Before she reached the door, he said, "Margot, when does Judy ovulate again?"
"What? In two days, I think."
"Do you have everything else you need? Extenders, equipment to fast-freeze?"
"I've got all the facilities of a fertilization clinic."
"Do one thing for me."
Yes.
"Curse at me and snatch out a piece of my hair, back from the hairline if you don't mind. Get a little skin. Hold it in your hand walking back to the house. Think about putting it in Mason's hand. After he's dead.
"When you get to the house, ask Mason for what you want. See what he says. You've delivered me, your part of the bargain is complete. Hold the hair in your hand and ask him for what you want. See what he says. When he laughs in your face, come back here. All you have to do is take the tranquilizer rifle and shoot the one behind you. Or hit him with the hammer. He has a pocketknife. Just cut the ropes on one arm and give me the knife. And leave. I can do the rest."
"No."
"Margot?" She put her hand on the door, braced against a plea.
"Can you still crack a walnut?"
She reached in her pocket and brought out two. The muscles of her forearm bunched and the nuts cracked.

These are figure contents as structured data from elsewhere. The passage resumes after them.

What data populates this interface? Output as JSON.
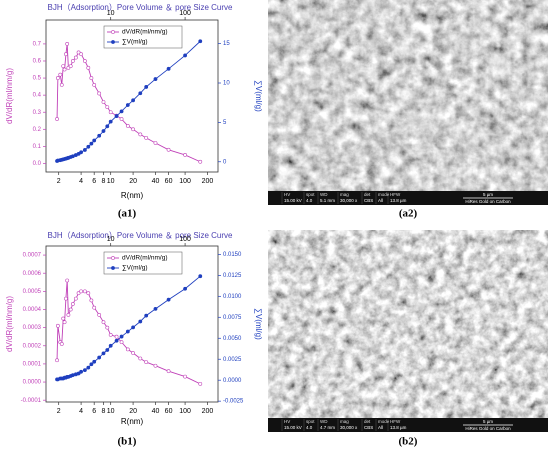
{
  "chart_data": [
    {
      "type": "line",
      "title": "BJH（Adsorption）Pore Volume ＆ pore Size Curve",
      "caption": "(a1)",
      "xlabel": "R(nm)",
      "ylabel": "dV/dR(ml/nm/g)",
      "y2label": "∑V(ml/g)",
      "xscale": "log",
      "legend": "upper center",
      "xlim": [
        1.35,
        277
      ],
      "xticks": [
        2,
        4,
        6,
        8,
        10,
        20,
        40,
        60,
        100,
        200
      ],
      "x2ticks": [
        10,
        100
      ],
      "ylim": [
        -0.05,
        0.84
      ],
      "yticks": [
        {
          "value": 0,
          "label": "0.0"
        },
        0.1,
        0.2,
        0.3,
        0.4,
        0.5,
        0.6,
        0.7
      ],
      "y2lim": [
        -1.3,
        18
      ],
      "y2ticks": [
        0,
        5,
        10,
        15
      ],
      "x": [
        1.9,
        1.95,
        2.1,
        2.2,
        2.3,
        2.4,
        2.5,
        2.6,
        2.7,
        2.9,
        3.1,
        3.4,
        3.7,
        4.0,
        4.5,
        5,
        5.5,
        6,
        7,
        8,
        9,
        10,
        12,
        14,
        17,
        20,
        25,
        30,
        40,
        60,
        100,
        160
      ],
      "series": [
        {
          "name": "dV/dR(ml/nm/g)",
          "color": "#c040b8",
          "marker": "open",
          "values": [
            0.26,
            0.5,
            0.52,
            0.46,
            0.57,
            0.55,
            0.64,
            0.7,
            0.56,
            0.57,
            0.6,
            0.62,
            0.65,
            0.64,
            0.6,
            0.56,
            0.5,
            0.46,
            0.41,
            0.36,
            0.33,
            0.3,
            0.28,
            0.26,
            0.22,
            0.2,
            0.17,
            0.15,
            0.12,
            0.08,
            0.05,
            0.01
          ]
        },
        {
          "name": "∑V(ml/g)",
          "color": "#1f3fbf",
          "marker": "filled",
          "axis": "y2",
          "values": [
            0.1,
            0.15,
            0.2,
            0.25,
            0.3,
            0.35,
            0.4,
            0.45,
            0.5,
            0.6,
            0.7,
            0.85,
            1.0,
            1.2,
            1.5,
            1.9,
            2.3,
            2.7,
            3.3,
            3.9,
            4.5,
            5.1,
            5.8,
            6.4,
            7.2,
            7.8,
            8.7,
            9.5,
            10.5,
            11.8,
            13.5,
            15.3
          ]
        }
      ]
    },
    {
      "type": "line",
      "title": "BJH（Adsorption）Pore Volume ＆ pore Size Curve",
      "caption": "(b1)",
      "xlabel": "R(nm)",
      "ylabel": "dV/dR(ml/nm/g)",
      "y2label": "∑V(ml/g)",
      "xscale": "log",
      "legend": "upper center",
      "xlim": [
        1.35,
        277
      ],
      "xticks": [
        2,
        4,
        6,
        8,
        10,
        20,
        40,
        60,
        100,
        200
      ],
      "x2ticks": [
        10,
        100
      ],
      "ylim": [
        -0.00011,
        0.00075
      ],
      "yticks": [
        {
          "value": -0.0001,
          "label": "-0.0001"
        },
        {
          "value": 0,
          "label": "0.0000"
        },
        {
          "value": 0.0001,
          "label": "0.0001"
        },
        {
          "value": 0.0002,
          "label": "0.0002"
        },
        {
          "value": 0.0003,
          "label": "0.0003"
        },
        {
          "value": 0.0004,
          "label": "0.0004"
        },
        {
          "value": 0.0005,
          "label": "0.0005"
        },
        {
          "value": 0.0006,
          "label": "0.0006"
        },
        {
          "value": 0.0007,
          "label": "0.0007"
        }
      ],
      "y2lim": [
        -0.0026,
        0.016
      ],
      "y2ticks": [
        {
          "value": -0.0025,
          "label": "-0.0025"
        },
        {
          "value": 0,
          "label": "0.0000"
        },
        {
          "value": 0.0025,
          "label": "0.0025"
        },
        {
          "value": 0.005,
          "label": "0.0050"
        },
        {
          "value": 0.0075,
          "label": "0.0075"
        },
        {
          "value": 0.01,
          "label": "0.0100"
        },
        {
          "value": 0.0125,
          "label": "0.0125"
        },
        {
          "value": 0.015,
          "label": "0.0150"
        }
      ],
      "x": [
        1.9,
        1.95,
        2.1,
        2.2,
        2.3,
        2.4,
        2.5,
        2.6,
        2.7,
        2.9,
        3.1,
        3.4,
        3.7,
        4.0,
        4.5,
        5,
        5.5,
        6,
        7,
        8,
        9,
        10,
        12,
        14,
        17,
        20,
        25,
        30,
        40,
        60,
        100,
        160
      ],
      "series": [
        {
          "name": "dV/dR(ml/nm/g)",
          "color": "#c040b8",
          "marker": "open",
          "values": [
            0.00012,
            0.00031,
            0.00022,
            0.00021,
            0.00035,
            0.00033,
            0.00046,
            0.00056,
            0.00037,
            0.0004,
            0.00043,
            0.00046,
            0.00049,
            0.0005,
            0.0005,
            0.00049,
            0.00045,
            0.00041,
            0.00037,
            0.00033,
            0.0003,
            0.00026,
            0.00025,
            0.00022,
            0.00018,
            0.00016,
            0.00013,
            0.00011,
            9e-05,
            6e-05,
            3e-05,
            -1e-05
          ]
        },
        {
          "name": "∑V(ml/g)",
          "color": "#1f3fbf",
          "marker": "filled",
          "axis": "y2",
          "values": [
            0.0001,
            0.0001,
            0.0002,
            0.0002,
            0.0002,
            0.0003,
            0.0003,
            0.0004,
            0.0004,
            0.0005,
            0.0006,
            0.0007,
            0.0008,
            0.001,
            0.0012,
            0.0015,
            0.0019,
            0.0022,
            0.0027,
            0.0032,
            0.0036,
            0.0041,
            0.0047,
            0.0052,
            0.0058,
            0.0063,
            0.007,
            0.0077,
            0.0085,
            0.0096,
            0.0109,
            0.0124
          ]
        }
      ]
    }
  ],
  "images": [
    {
      "caption": "(a2)",
      "scale": "5 µm",
      "note": "HiRes Gold on Carbon",
      "info": [
        [
          "HV",
          "15.00 kV"
        ],
        [
          "spot",
          "4.0"
        ],
        [
          "WD",
          "5.1 mm"
        ],
        [
          "mag",
          "30,000 x"
        ],
        [
          "det",
          "CBS"
        ],
        [
          "mode",
          "All"
        ],
        [
          "HFW",
          "13.8 µm"
        ]
      ]
    },
    {
      "caption": "(b2)",
      "scale": "5 µm",
      "note": "HiRes Gold on Carbon",
      "info": [
        [
          "HV",
          "15.00 kV"
        ],
        [
          "spot",
          "4.0"
        ],
        [
          "WD",
          "4.7 mm"
        ],
        [
          "mag",
          "30,000 x"
        ],
        [
          "det",
          "CBS"
        ],
        [
          "mode",
          "All"
        ],
        [
          "HFW",
          "13.8 µm"
        ]
      ]
    }
  ]
}
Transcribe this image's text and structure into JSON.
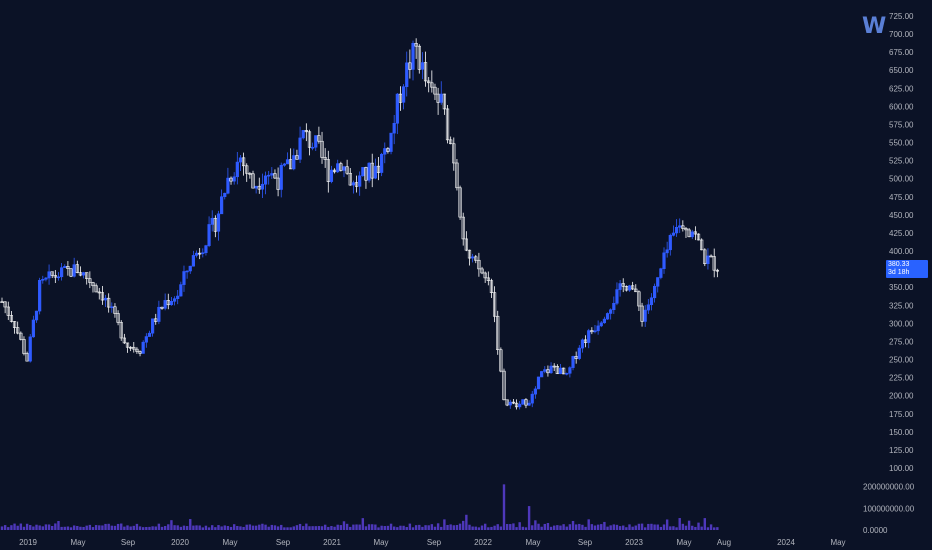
{
  "logo": {
    "text": "W",
    "icon": "tradingview-watermark-icon"
  },
  "last_price": {
    "value": "380.33",
    "countdown": "3d 18h",
    "color": "#2962ff"
  },
  "colors": {
    "background": "#0b1226",
    "up_candle": "#2f5bff",
    "down_candle": "#ffffff",
    "volume": "#5b3fd6",
    "axis_text": "#b2b5be"
  },
  "chart_data": {
    "type": "candlestick",
    "timeframe": "weekly",
    "y_ticks": [
      "725.00",
      "700.00",
      "675.00",
      "650.00",
      "625.00",
      "600.00",
      "575.00",
      "550.00",
      "525.00",
      "500.00",
      "475.00",
      "450.00",
      "425.00",
      "400.00",
      "375.00",
      "350.00",
      "325.00",
      "300.00",
      "275.00",
      "250.00",
      "225.00",
      "200.00",
      "175.00",
      "150.00",
      "125.00",
      "100.00"
    ],
    "ylim": [
      100,
      725
    ],
    "volume_ticks": [
      "200000000.00",
      "100000000.00",
      "0.0000"
    ],
    "volume_lim": [
      0,
      230000000
    ],
    "x_ticks": [
      "2019",
      "May",
      "Sep",
      "2020",
      "May",
      "Sep",
      "2021",
      "May",
      "Sep",
      "2022",
      "May",
      "Sep",
      "2023",
      "May",
      "Aug",
      "2024",
      "May"
    ],
    "price_path": [
      [
        "2019-01",
        330
      ],
      [
        "2019-02",
        300
      ],
      [
        "2019-03",
        250
      ],
      [
        "2019-04",
        350
      ],
      [
        "2019-05",
        365
      ],
      [
        "2019-06",
        370
      ],
      [
        "2019-07",
        375
      ],
      [
        "2019-08",
        360
      ],
      [
        "2019-09",
        340
      ],
      [
        "2019-10",
        305
      ],
      [
        "2019-11",
        270
      ],
      [
        "2019-12",
        265
      ],
      [
        "2020-01",
        300
      ],
      [
        "2020-02",
        330
      ],
      [
        "2020-03",
        340
      ],
      [
        "2020-04",
        385
      ],
      [
        "2020-05",
        410
      ],
      [
        "2020-06",
        440
      ],
      [
        "2020-07",
        500
      ],
      [
        "2020-08",
        530
      ],
      [
        "2020-09",
        490
      ],
      [
        "2020-10",
        510
      ],
      [
        "2020-11",
        500
      ],
      [
        "2020-12",
        520
      ],
      [
        "2021-01",
        560
      ],
      [
        "2021-02",
        545
      ],
      [
        "2021-03",
        510
      ],
      [
        "2021-04",
        525
      ],
      [
        "2021-05",
        490
      ],
      [
        "2021-06",
        505
      ],
      [
        "2021-07",
        520
      ],
      [
        "2021-08",
        560
      ],
      [
        "2021-09",
        640
      ],
      [
        "2021-10",
        680
      ],
      [
        "2021-11",
        620
      ],
      [
        "2021-12",
        605
      ],
      [
        "2022-01",
        530
      ],
      [
        "2022-02",
        390
      ],
      [
        "2022-03",
        375
      ],
      [
        "2022-04",
        350
      ],
      [
        "2022-05",
        190
      ],
      [
        "2022-06",
        185
      ],
      [
        "2022-07",
        195
      ],
      [
        "2022-08",
        230
      ],
      [
        "2022-09",
        240
      ],
      [
        "2022-10",
        225
      ],
      [
        "2022-11",
        270
      ],
      [
        "2022-12",
        290
      ],
      [
        "2023-01",
        315
      ],
      [
        "2023-02",
        340
      ],
      [
        "2023-03",
        360
      ],
      [
        "2023-04",
        310
      ],
      [
        "2023-05",
        345
      ],
      [
        "2023-06",
        400
      ],
      [
        "2023-07",
        440
      ],
      [
        "2023-08",
        430
      ],
      [
        "2023-09",
        390
      ],
      [
        "2023-09b",
        380
      ]
    ],
    "volume_spikes": [
      [
        "2022-02",
        70000000
      ],
      [
        "2022-05",
        210000000
      ],
      [
        "2022-07",
        110000000
      ],
      [
        "2023-07",
        55000000
      ]
    ]
  }
}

The doctor chuckled. "Excellent. With all that strength, walnuts. You can offer Judy walnuts to help her get past the taste of Mason."
Margot walked back to him, her face set. She spat in his face and jerked out a lock of his hair near the top of his head. It was hard to know how she meant it.
She heard him humming as she left the room.
As Margot walked toward the lighted house, the little divot of scalp stuck to the palm of her hand with blood, the hair hanging from her hand and she did not even need to close her fingers around it.
Cordell passed her in a golf cart loaded with medical equipment to prepare the patient.